Constructive and destructive interference is formed on the screen so alternate dark and bright fringe appears on the screen. Fringe width is the distance between the two adjacent fringes.
Its formula is : $\beta ={\displaystyle \frac{\lambda D}{d}}$ where $\lambda$is the wavelength of light and $d$ is the distance between the slits.
Intensity of light at the any point on the screen can be calculate by this formula:
$I_S=I_1+I_2+2\sqrt{I_1{I}_2}\cos \mathrm{\Delta }\varphi$ where $I_1,I_2$ is the intensity from the slits source and $\mathrm{\Delta }\varphi$ is the phase difference.

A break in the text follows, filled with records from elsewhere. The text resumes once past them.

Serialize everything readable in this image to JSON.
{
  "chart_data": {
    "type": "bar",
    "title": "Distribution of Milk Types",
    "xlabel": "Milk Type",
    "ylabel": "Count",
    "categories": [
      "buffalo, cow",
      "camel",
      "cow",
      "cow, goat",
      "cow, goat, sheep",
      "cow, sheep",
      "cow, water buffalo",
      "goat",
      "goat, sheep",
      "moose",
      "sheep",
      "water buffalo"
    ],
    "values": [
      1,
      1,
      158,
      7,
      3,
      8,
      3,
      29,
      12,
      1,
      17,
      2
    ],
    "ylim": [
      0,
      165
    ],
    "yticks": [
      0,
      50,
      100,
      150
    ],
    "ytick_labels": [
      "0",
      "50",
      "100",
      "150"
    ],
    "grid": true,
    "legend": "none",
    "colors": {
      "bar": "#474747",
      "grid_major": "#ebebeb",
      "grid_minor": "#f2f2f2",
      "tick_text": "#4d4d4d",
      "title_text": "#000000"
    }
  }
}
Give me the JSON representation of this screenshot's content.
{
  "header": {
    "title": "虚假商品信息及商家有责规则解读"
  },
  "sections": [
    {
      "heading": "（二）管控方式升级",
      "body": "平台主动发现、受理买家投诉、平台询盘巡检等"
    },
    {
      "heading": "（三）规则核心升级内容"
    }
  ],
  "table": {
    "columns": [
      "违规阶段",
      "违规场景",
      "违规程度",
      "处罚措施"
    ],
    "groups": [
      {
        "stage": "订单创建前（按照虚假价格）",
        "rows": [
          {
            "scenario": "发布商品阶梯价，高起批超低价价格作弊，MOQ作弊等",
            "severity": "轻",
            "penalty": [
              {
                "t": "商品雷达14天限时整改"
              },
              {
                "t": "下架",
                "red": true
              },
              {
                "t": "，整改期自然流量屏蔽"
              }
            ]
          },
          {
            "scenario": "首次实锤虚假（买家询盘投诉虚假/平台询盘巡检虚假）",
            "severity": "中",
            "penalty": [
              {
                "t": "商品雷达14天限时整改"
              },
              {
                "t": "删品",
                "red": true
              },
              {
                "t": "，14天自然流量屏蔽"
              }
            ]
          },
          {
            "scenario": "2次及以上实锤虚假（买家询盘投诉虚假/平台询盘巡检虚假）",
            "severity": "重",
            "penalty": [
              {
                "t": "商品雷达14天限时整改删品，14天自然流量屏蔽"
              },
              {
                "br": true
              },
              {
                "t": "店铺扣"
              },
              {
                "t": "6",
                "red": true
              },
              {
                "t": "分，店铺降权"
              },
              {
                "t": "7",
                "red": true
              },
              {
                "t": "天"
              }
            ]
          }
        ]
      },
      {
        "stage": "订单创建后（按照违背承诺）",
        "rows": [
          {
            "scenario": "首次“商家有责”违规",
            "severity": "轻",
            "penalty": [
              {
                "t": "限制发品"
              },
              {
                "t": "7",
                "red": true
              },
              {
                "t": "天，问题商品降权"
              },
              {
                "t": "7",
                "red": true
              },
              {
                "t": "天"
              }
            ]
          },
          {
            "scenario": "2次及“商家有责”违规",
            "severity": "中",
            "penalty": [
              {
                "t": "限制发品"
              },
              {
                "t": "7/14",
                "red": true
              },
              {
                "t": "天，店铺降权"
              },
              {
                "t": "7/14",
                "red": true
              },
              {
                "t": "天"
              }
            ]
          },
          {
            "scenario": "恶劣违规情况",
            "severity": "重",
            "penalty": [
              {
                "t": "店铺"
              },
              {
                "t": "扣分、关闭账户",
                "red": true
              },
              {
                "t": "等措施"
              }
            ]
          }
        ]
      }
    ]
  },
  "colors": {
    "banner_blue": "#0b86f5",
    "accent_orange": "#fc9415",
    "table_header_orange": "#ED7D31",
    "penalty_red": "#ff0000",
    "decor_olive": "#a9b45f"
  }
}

For the given question, we know that $\mathrm{\Delta }\varphi ={\displaystyle \frac{2\pi }{\lambda }}\mathrm{\Delta }x$ and $\mathrm{\Delta }x={\displaystyle \frac{xd}{D}}$ then,
$\mathrm{\Delta }\varphi ={\displaystyle \frac{2\pi }{\lambda }}\times {\displaystyle \frac{xd}{D}}={\displaystyle \frac{2\pi x}{\beta }}$
From the formula of the intensity of interference, we get intensity at any point that can also be shown as: $I=I_0{\cos }^2\mathrm{\Delta }\varphi /2$ where $I_0$ is the maximum intensity.
Hence, $I_S=I_0{\cos }^2{\displaystyle \frac{\pi x}{\lambda }}.{\displaystyle \frac{d}{D}}=I_0{\cos }^2{\displaystyle \frac{\pi x}{\beta }}$
At a distance $x$ from the central bright fringe, the intensity will be $I_0{\cos }^2{\displaystyle \frac{\pi x}{\beta }}$.

So, the correct answer is “Option C”.

Note:
In YDSE, brightness and darkness of fringes depends upon the many things such as size of both slits should be same and not be larger, the light sources should be monochromatic. From these experiments, it is proved that the light has wave and particle nature.